Anindya Chatterjee, the Trinamul councillor of Salt Lake who was arrested on extortion charges on July 12, was granted bail on Monday as the police failed to submit the chargesheet within 60 days of his arrest.
For an offence punishable with neither death nor life imprisonment, an accused has to be given bail if the chargesheet is not filed within 60 days of his/her arrest.
The period is 90 days for crimes punishable with death or life imprisonment.
"The police have failed to file the chargesheet within 60 days," Rajdeep Banerjee, one of the three lawyers who appeared for the Trinamul leader, submitted in the court of the additional chief judicial magistrate, Salt Lake.
Chatterjee has been charged under IPC sections 384 (extortion) 386 (extortion by putting a person in fear of death or grievous hurt), 387 (attempting to put a person in fear of death or grievous hurt in order to commit extortion), 388 (extortion by threat of accusation of an offence punishable with imprisonment for 10 years) and 389 (putting a person in fear of accusation of offence, in order to commit extortion).
If convicted, the councillor can be jailed for up to 10 years.
The magistrate granted bail to Chatterjee on a bond of Rs 5,000 and on the basis of a declaration by two guarantors. Chatterjee has been directed to cooperate with the police.
"I am innocent. I have been framed in a false case," Chatterjee said after stepping out of Dum Dum Central jail on Monday evening.
Why have the Bidhannagar commissionerate failed to file the chargesheet within 60 days?
Investigating officer Sahidullah Sana refused to comment. His boss, the inspector in charge of Bidhannagar North police station, said: "The matter is sub-judice."
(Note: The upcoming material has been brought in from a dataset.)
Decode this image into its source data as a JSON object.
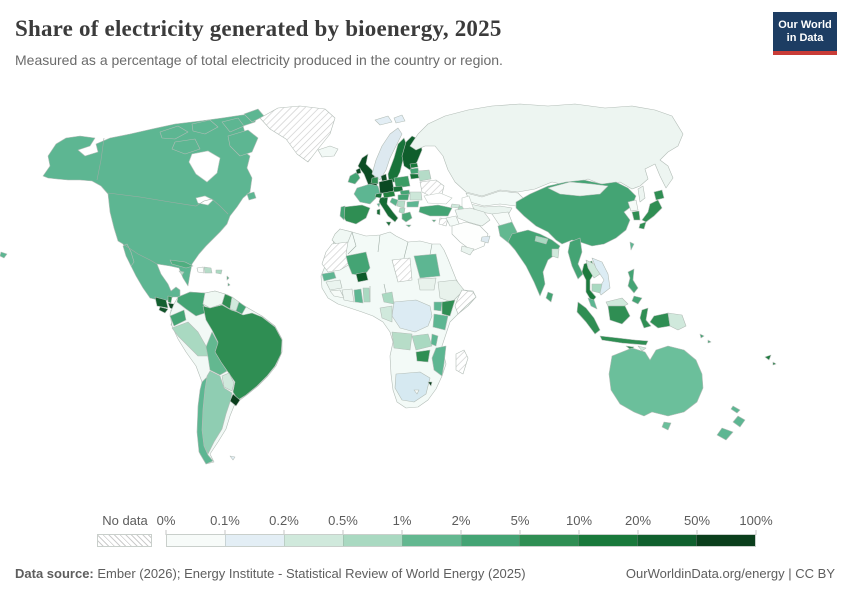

"We will ask the investigating officer about the progress of the probe," said a senior officer.
Lawyer and Congress leader Arunava Ghosh said: "They have failed to submit the chargesheet within 60 days knowing well that the accused would get bail for such a lapse. It is a gross failure of the police."
Comments by a section of the officers suggested that they wanted Chatterjee to be released on bail.
An officer who refused to be named said: "He (Chatterjee) had only threatened. How long do you expect him to be behind bars for that?"
Another officer said: "He had only demanded money. The actual monetary transaction did not take place."
Chatterjee, the councillor of Ward 41 of the Bidhannagar Municipal Corporation, had been arrested on chief minister Mamata Banerjee's instructions.
Bangladesh Prime Minister Sheikh Hasina had apparently told Mamata that Arunabha Mukherjee, one of her friends, was being unable to repair his house in Salt Lake's AC block as he had refused to meet the councillor's extortion demand.
Mukherjee did not lodge any police complaint. The councillor was arrested on the basis of a complaint filed by Santosh Lodh, an AE block resident, from whom Chatterjee had allegedly demanded Rs 12 lakh to let him renovate a two-storey house in BD block.
Some of Chatterjee's associates - such as Sindhu Kundu, an alleged syndicate operative; Mohammed Nasim, a contractual worker of the Bidhannagar Municipal Corporation; and Dipankar Sen, a Baguiati resident - have been arrested. They are still behind bars.